Insertion Error Rate (IER).

There was no statistically significant difference in IER between the one-handed and two-handed conditions.

Omission Error Rate (OER).

There was a statistically significant difference in OER between the one-handed (M = 0.004, SD = 0.007) and two-handed (M = 0.009, SD = 0.01) conditions, t(20) =  –2.35, p = 0.029 (two-tailed), d =  –0.51. Participants made more omission errors while typing with two hands compared to one hand.

Fig. 4.
figure 4

Comparison of text input accuracy (word error rate). Error bars represent ±1 standard error.

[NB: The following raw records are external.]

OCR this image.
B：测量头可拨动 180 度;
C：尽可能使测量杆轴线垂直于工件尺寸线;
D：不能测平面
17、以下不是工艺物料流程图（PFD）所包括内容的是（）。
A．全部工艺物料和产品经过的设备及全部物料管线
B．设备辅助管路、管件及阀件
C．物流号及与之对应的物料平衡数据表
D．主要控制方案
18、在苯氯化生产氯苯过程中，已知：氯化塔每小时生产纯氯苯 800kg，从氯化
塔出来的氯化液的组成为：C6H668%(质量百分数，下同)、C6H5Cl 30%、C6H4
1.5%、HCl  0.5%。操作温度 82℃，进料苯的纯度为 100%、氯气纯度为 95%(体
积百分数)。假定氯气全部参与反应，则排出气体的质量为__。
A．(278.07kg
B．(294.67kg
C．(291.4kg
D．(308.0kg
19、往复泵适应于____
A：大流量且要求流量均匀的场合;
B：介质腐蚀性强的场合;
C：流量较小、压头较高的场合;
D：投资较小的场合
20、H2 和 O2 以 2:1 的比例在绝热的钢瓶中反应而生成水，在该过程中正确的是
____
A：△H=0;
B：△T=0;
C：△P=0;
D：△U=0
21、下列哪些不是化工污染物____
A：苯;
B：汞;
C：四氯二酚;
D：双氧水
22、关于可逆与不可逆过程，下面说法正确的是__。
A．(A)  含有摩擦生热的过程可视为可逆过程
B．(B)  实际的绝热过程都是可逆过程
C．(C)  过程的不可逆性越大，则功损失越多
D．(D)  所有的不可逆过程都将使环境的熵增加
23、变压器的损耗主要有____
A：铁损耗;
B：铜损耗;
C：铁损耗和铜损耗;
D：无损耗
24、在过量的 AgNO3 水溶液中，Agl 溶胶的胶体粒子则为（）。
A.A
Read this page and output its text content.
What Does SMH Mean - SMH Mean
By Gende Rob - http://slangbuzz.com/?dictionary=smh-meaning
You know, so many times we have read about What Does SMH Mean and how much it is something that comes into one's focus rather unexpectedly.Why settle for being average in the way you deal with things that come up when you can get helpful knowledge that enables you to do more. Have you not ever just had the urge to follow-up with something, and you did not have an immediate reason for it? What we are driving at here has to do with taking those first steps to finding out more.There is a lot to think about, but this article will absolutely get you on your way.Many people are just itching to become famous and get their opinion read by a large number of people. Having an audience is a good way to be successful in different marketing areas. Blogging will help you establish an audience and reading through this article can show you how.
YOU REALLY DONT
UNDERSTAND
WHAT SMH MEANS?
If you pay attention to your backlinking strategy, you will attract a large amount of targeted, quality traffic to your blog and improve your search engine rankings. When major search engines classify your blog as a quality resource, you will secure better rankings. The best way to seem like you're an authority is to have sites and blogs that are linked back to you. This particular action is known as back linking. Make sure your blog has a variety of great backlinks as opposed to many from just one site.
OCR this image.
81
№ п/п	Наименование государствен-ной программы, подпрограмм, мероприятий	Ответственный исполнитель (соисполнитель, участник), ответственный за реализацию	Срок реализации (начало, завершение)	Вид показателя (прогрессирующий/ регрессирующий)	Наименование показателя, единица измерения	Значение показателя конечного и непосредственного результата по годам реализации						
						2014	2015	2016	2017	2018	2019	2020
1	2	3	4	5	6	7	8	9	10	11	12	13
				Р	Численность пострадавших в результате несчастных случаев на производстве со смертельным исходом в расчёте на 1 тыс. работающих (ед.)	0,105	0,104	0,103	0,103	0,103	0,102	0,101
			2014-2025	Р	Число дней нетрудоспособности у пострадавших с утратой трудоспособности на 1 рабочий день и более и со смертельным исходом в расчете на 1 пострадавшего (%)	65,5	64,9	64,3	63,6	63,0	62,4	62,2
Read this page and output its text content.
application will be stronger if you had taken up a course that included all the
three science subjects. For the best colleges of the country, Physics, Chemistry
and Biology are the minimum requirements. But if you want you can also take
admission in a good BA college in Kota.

To summarize, participants typed significantly faster using two hands compared to one hand; however, participants made significantly more errors using two hands.

3.2 Perceived Workload

There was a statistically significant difference in mental demand scores between the one-handed (M = 6.52, SD = 4.46) and two-handed (M = 8.52, SD = 4.90) conditions, t(20) =  –2.49, p = 0.022 (two-tailed), d =  –0.54. Participants reported higher mental demand when typing with two hands compared to one hand.

There was a statistically significant difference in physical demand scores between the one-handed (M = 10.95, SD = 5.04) and two-handed (M = 8.95, SD = 5.04) conditions, t(20) = 2.28, p = 0.033 (two-tailed), d =  –0.50. Participants reported lower physical demand when typing with two hands compared to one hand.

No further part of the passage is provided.